The Latest Bounce
In early October, the Oregon Department of Environmental Quality ordered the U.S. Army to cease test burns at the Umatilla Chemical Depot, after releases from the incinerator consistently exceeded the state's legal limits for heavy metals (HCN, 9/30/02: Environmentalists fight chemical weapons burns). The Army is currently checking its facilities and will report back to the state in November.
According to the Colorado Division of Water Resources, the state is in trouble this year, and its downstream neighbors could be in a world of hurt next year: Stream flows in six of the seven river basins in Colorado have hit record lows, statewide runoff is 25 percent of average, and most of the state's reservoirs have been tapped out. (HCN, 8/19/02: The Great Western Apocalypse).).
U.S. Sen. Chuck Grassley, R-Iowa, is demanding that the National Park Service explain why it pulled Bob "Action" Jackson from his ranger post in Yellowstone at the start of this year's hunting season (HCN, 11/19/01: Outspoken Yellowstone ranger gagged).
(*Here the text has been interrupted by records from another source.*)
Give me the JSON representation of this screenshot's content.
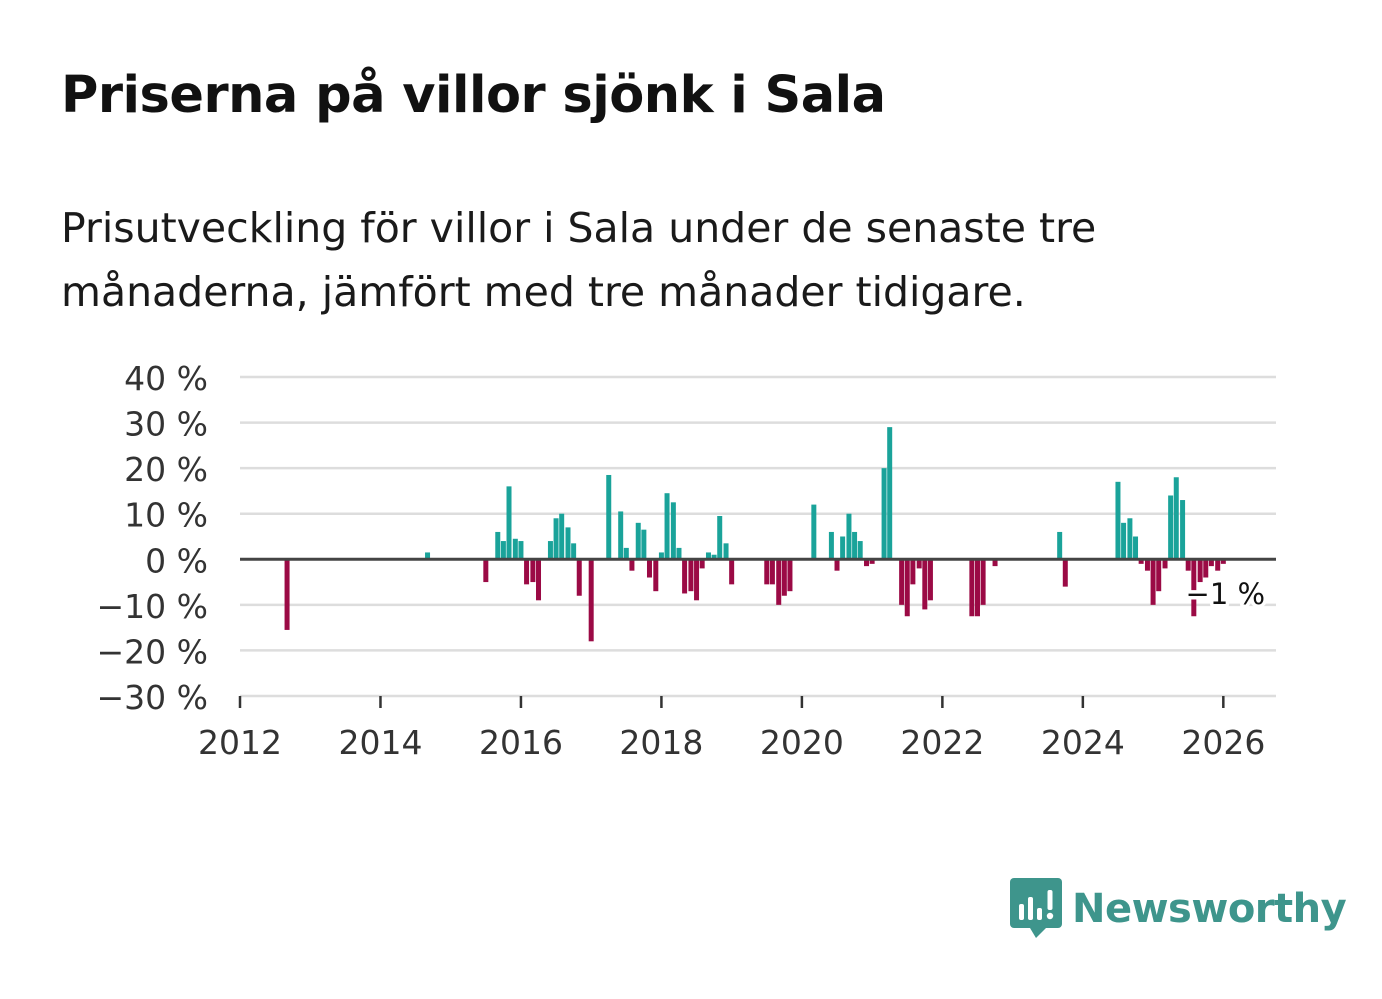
{
  "header": {
    "title": "Priserna på villor sjönk i Sala",
    "subtitle": "Prisutveckling för villor i Sala under de senaste tre månaderna, jämfört med tre månader tidigare."
  },
  "brand": {
    "name": "Newsworthy",
    "color": "#3e958c"
  },
  "colors": {
    "positive": "#1aa39a",
    "negative": "#9b0a45",
    "grid": "#dddddd",
    "zero_line": "#444444"
  },
  "chart_data": {
    "type": "bar",
    "title": "Priserna på villor sjönk i Sala",
    "subtitle": "Prisutveckling för villor i Sala under de senaste tre månaderna, jämfört med tre månader tidigare.",
    "xlabel": "",
    "ylabel": "",
    "unit": "%",
    "xlim": [
      2012.0,
      2026.75
    ],
    "ylim": [
      -30,
      40
    ],
    "yticks": [
      40,
      30,
      20,
      10,
      0,
      -10,
      -20,
      -30
    ],
    "ytick_labels": [
      "40 %",
      "30 %",
      "20 %",
      "10 %",
      "0 %",
      "−10 %",
      "−20 %",
      "−30 %"
    ],
    "xticks": [
      2012,
      2014,
      2016,
      2018,
      2020,
      2022,
      2024,
      2026
    ],
    "xtick_labels": [
      "2012",
      "2014",
      "2016",
      "2018",
      "2020",
      "2022",
      "2024",
      "2026"
    ],
    "grid": true,
    "annotation": {
      "label": "−1 %",
      "x": 2026.0,
      "value": -1
    },
    "series": [
      {
        "name": "Prisutveckling",
        "points": [
          [
            2012.67,
            -15.5
          ],
          [
            2014.67,
            1.5
          ],
          [
            2015.5,
            -5
          ],
          [
            2015.67,
            6
          ],
          [
            2015.75,
            4
          ],
          [
            2015.83,
            16
          ],
          [
            2015.92,
            4.5
          ],
          [
            2016.0,
            4
          ],
          [
            2016.08,
            -5.5
          ],
          [
            2016.17,
            -5
          ],
          [
            2016.25,
            -9
          ],
          [
            2016.42,
            4
          ],
          [
            2016.5,
            9
          ],
          [
            2016.58,
            10
          ],
          [
            2016.67,
            7
          ],
          [
            2016.75,
            3.5
          ],
          [
            2016.83,
            -8
          ],
          [
            2017.0,
            -18
          ],
          [
            2017.25,
            18.5
          ],
          [
            2017.42,
            10.5
          ],
          [
            2017.5,
            2.5
          ],
          [
            2017.58,
            -2.5
          ],
          [
            2017.67,
            8
          ],
          [
            2017.75,
            6.5
          ],
          [
            2017.83,
            -4
          ],
          [
            2017.92,
            -7
          ],
          [
            2018.0,
            1.5
          ],
          [
            2018.08,
            14.5
          ],
          [
            2018.17,
            12.5
          ],
          [
            2018.25,
            2.5
          ],
          [
            2018.33,
            -7.5
          ],
          [
            2018.42,
            -7
          ],
          [
            2018.5,
            -9
          ],
          [
            2018.58,
            -2
          ],
          [
            2018.67,
            1.5
          ],
          [
            2018.75,
            1
          ],
          [
            2018.83,
            9.5
          ],
          [
            2018.92,
            3.5
          ],
          [
            2019.0,
            -5.5
          ],
          [
            2019.5,
            -5.5
          ],
          [
            2019.58,
            -5.5
          ],
          [
            2019.67,
            -10
          ],
          [
            2019.75,
            -8
          ],
          [
            2019.83,
            -7
          ],
          [
            2020.17,
            12
          ],
          [
            2020.42,
            6
          ],
          [
            2020.5,
            -2.5
          ],
          [
            2020.58,
            5
          ],
          [
            2020.67,
            10
          ],
          [
            2020.75,
            6
          ],
          [
            2020.83,
            4
          ],
          [
            2020.92,
            -1.5
          ],
          [
            2021.0,
            -1
          ],
          [
            2021.17,
            20
          ],
          [
            2021.25,
            29
          ],
          [
            2021.42,
            -10
          ],
          [
            2021.5,
            -12.5
          ],
          [
            2021.58,
            -5.5
          ],
          [
            2021.67,
            -2
          ],
          [
            2021.75,
            -11
          ],
          [
            2021.83,
            -9
          ],
          [
            2022.42,
            -12.5
          ],
          [
            2022.5,
            -12.5
          ],
          [
            2022.58,
            -10
          ],
          [
            2022.75,
            -1.5
          ],
          [
            2023.67,
            6
          ],
          [
            2023.75,
            -6
          ],
          [
            2024.5,
            17
          ],
          [
            2024.58,
            8
          ],
          [
            2024.67,
            9
          ],
          [
            2024.75,
            5
          ],
          [
            2024.83,
            -1
          ],
          [
            2024.92,
            -2.5
          ],
          [
            2025.0,
            -10
          ],
          [
            2025.08,
            -7
          ],
          [
            2025.17,
            -2
          ],
          [
            2025.25,
            14
          ],
          [
            2025.33,
            18
          ],
          [
            2025.42,
            13
          ],
          [
            2025.5,
            -2.5
          ],
          [
            2025.58,
            -12.5
          ],
          [
            2025.67,
            -5
          ],
          [
            2025.75,
            -4
          ],
          [
            2025.83,
            -1.5
          ],
          [
            2025.92,
            -2.5
          ],
          [
            2026.0,
            -1
          ]
        ]
      }
    ]
  }
}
Last year, Jackson was forced to sign a gag order after he criticized hunters for using salt licks to lure trophy elk and grizzly bears out of the park.
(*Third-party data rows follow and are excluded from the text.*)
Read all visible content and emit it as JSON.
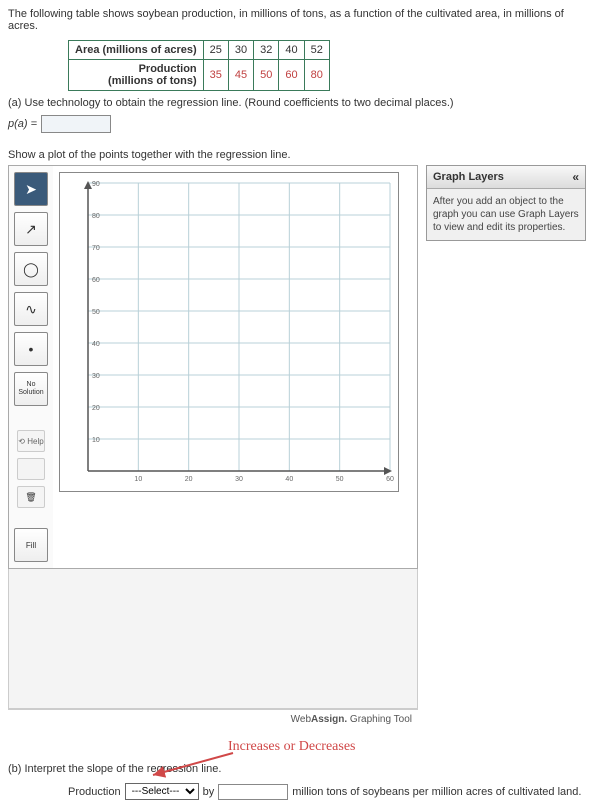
{
  "intro": "The following table shows soybean production, in millions of tons, as a function of the cultivated area, in millions of acres.",
  "table": {
    "row1_label": "Area (millions of acres)",
    "row2_label": "Production\n(millions of tons)",
    "area": [
      "25",
      "30",
      "32",
      "40",
      "52"
    ],
    "prod": [
      "35",
      "45",
      "50",
      "60",
      "80"
    ]
  },
  "part_a": "(a) Use technology to obtain the regression line. (Round coefficients to two decimal places.)",
  "formula_lhs": "p(a) =",
  "plot_instruction": "Show a plot of the points together with the regression line.",
  "toolbar": {
    "pointer": "➤",
    "line": "↗",
    "circle": "◯",
    "curve": "∿",
    "dot": "•",
    "no_solution": "No\nSolution",
    "help": "⟲ Help",
    "undo": "",
    "trash": "🗑",
    "fill": "Fill"
  },
  "chart": {
    "type": "scatter-grid",
    "xlim": [
      0,
      60
    ],
    "ylim": [
      0,
      90
    ],
    "xtick_step": 10,
    "ytick_step": 10,
    "xticks": [
      "10",
      "20",
      "30",
      "40",
      "50",
      "60"
    ],
    "yticks": [
      "10",
      "20",
      "30",
      "40",
      "50",
      "60",
      "70",
      "80",
      "90"
    ],
    "grid_color": "#b8d0d8",
    "axis_color": "#555",
    "background_color": "#ffffff",
    "tick_fontsize": 7
  },
  "footer": {
    "brand_bold": "Assign.",
    "brand_pre": "Web",
    "tool": " Graphing Tool"
  },
  "layers": {
    "title": "Graph Layers",
    "chevron": "«",
    "body": "After you add an object to the graph you can use Graph Layers to view and edit its properties."
  },
  "annotation": "Increases or Decreases",
  "part_b": "(b) Interpret the slope of the regression line.",
  "answer": {
    "pre": "Production",
    "select_placeholder": "---Select---",
    "by": "by",
    "post": "million tons of soybeans per million acres of cultivated land."
  },
  "colors": {
    "table_border": "#3a7a5a",
    "val_red": "#c04040",
    "anno_red": "#d04848"
  }
}
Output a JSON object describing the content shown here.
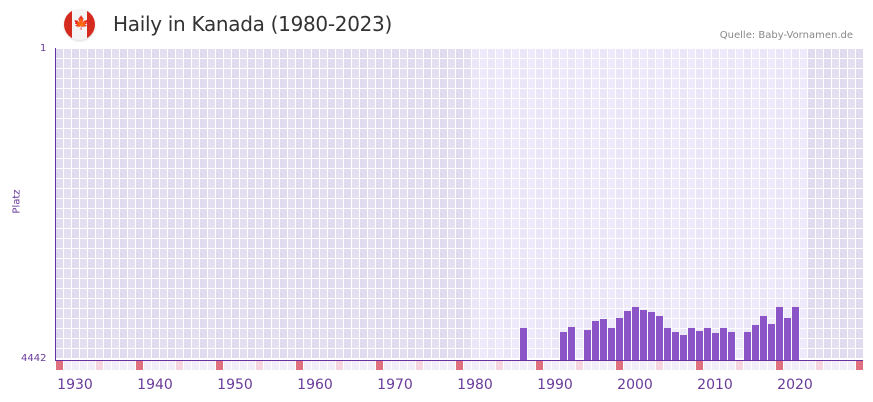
{
  "header": {
    "title": "Haily in Kanada (1980-2023)",
    "source": "Quelle: Baby-Vornamen.de",
    "flag_icon": "canada-flag-icon"
  },
  "colors": {
    "bar": "#8b55c8",
    "axis": "#6a2fa0",
    "grid_out_of_range": "#e3dff0",
    "grid_in_range": "#efeafb",
    "decade_marker": "#e07080",
    "half_decade_marker": "#f5d5e0"
  },
  "chart_data": {
    "type": "bar",
    "title": "Haily in Kanada (1980-2023)",
    "xlabel": "",
    "ylabel": "Platz",
    "y_inverted": true,
    "ylim": [
      4442,
      1
    ],
    "xlim": [
      1928,
      2028
    ],
    "highlight_range": [
      1980,
      2021
    ],
    "x_ticks": [
      "1930",
      "1940",
      "1950",
      "1960",
      "1970",
      "1980",
      "1990",
      "2000",
      "2010",
      "2020"
    ],
    "y_ticks": [
      "1",
      "4442"
    ],
    "grid": true,
    "x": [
      1986,
      1991,
      1992,
      1994,
      1995,
      1996,
      1997,
      1998,
      1999,
      2000,
      2001,
      2002,
      2003,
      2004,
      2005,
      2006,
      2007,
      2008,
      2009,
      2010,
      2011,
      2012,
      2014,
      2015,
      2016,
      2017,
      2018,
      2019,
      2020
    ],
    "values": [
      3985,
      4042,
      3971,
      4014,
      3885,
      3857,
      3985,
      3842,
      3742,
      3685,
      3728,
      3757,
      3814,
      3985,
      4042,
      4085,
      3985,
      4028,
      3985,
      4056,
      3985,
      4042,
      4042,
      3942,
      3814,
      3928,
      3685,
      3842,
      3685
    ]
  }
}
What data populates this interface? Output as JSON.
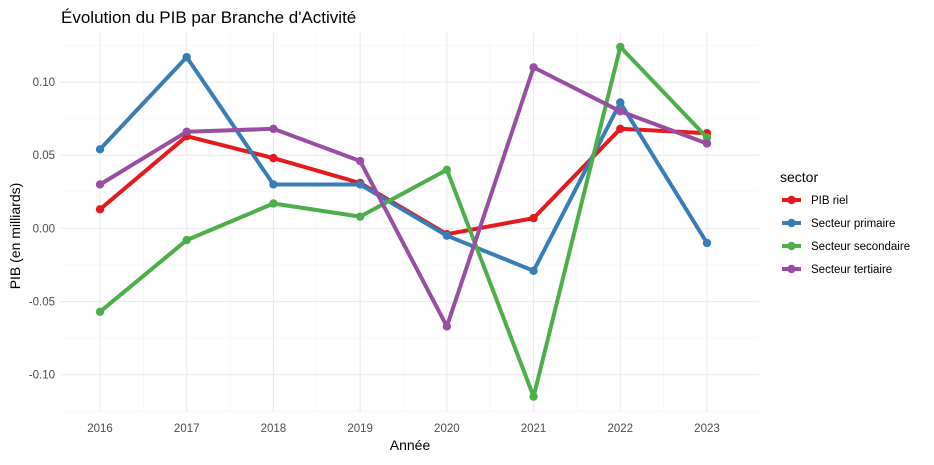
{
  "chart_data": {
    "type": "line",
    "title": "Évolution du PIB par Branche d'Activité",
    "xlabel": "Année",
    "ylabel": "PIB (en milliards)",
    "x": [
      2016,
      2017,
      2018,
      2019,
      2020,
      2021,
      2022,
      2023
    ],
    "xlim": [
      2015.55,
      2023.6
    ],
    "ylim": [
      -0.1255,
      0.1335
    ],
    "yticks": [
      -0.1,
      -0.05,
      0.0,
      0.05,
      0.1
    ],
    "ytick_labels": [
      "-0.10",
      "-0.05",
      "0.00",
      "0.05",
      "0.10"
    ],
    "grid": true,
    "legend": {
      "title": "sector",
      "position": "right"
    },
    "series": [
      {
        "name": "PIB riel",
        "color": "#e41a1c",
        "values": [
          0.013,
          0.063,
          0.048,
          0.031,
          -0.004,
          0.007,
          0.068,
          0.065
        ]
      },
      {
        "name": "Secteur primaire",
        "color": "#377eb8",
        "values": [
          0.054,
          0.117,
          0.03,
          0.03,
          -0.005,
          -0.029,
          0.086,
          -0.01
        ]
      },
      {
        "name": "Secteur secondaire",
        "color": "#4daf4a",
        "values": [
          -0.057,
          -0.008,
          0.017,
          0.008,
          0.04,
          -0.115,
          0.124,
          0.062
        ]
      },
      {
        "name": "Secteur tertiaire",
        "color": "#984ea3",
        "values": [
          0.03,
          0.066,
          0.068,
          0.046,
          -0.067,
          0.11,
          0.08,
          0.058
        ]
      }
    ]
  }
}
And, in October, the National Treasury Employees Union reminded the Environmental Protection Agency that "for the time being, political appointees are still prevented from instructing career employees to promote a particular political candidate or agenda." The union's letter to EPA Administrator Christine Todd Whitman was in response to an agency memo earlier this fall, which reminded EPA employees of restrictions on their off-duty political activities and told them to "express support for the president and his program."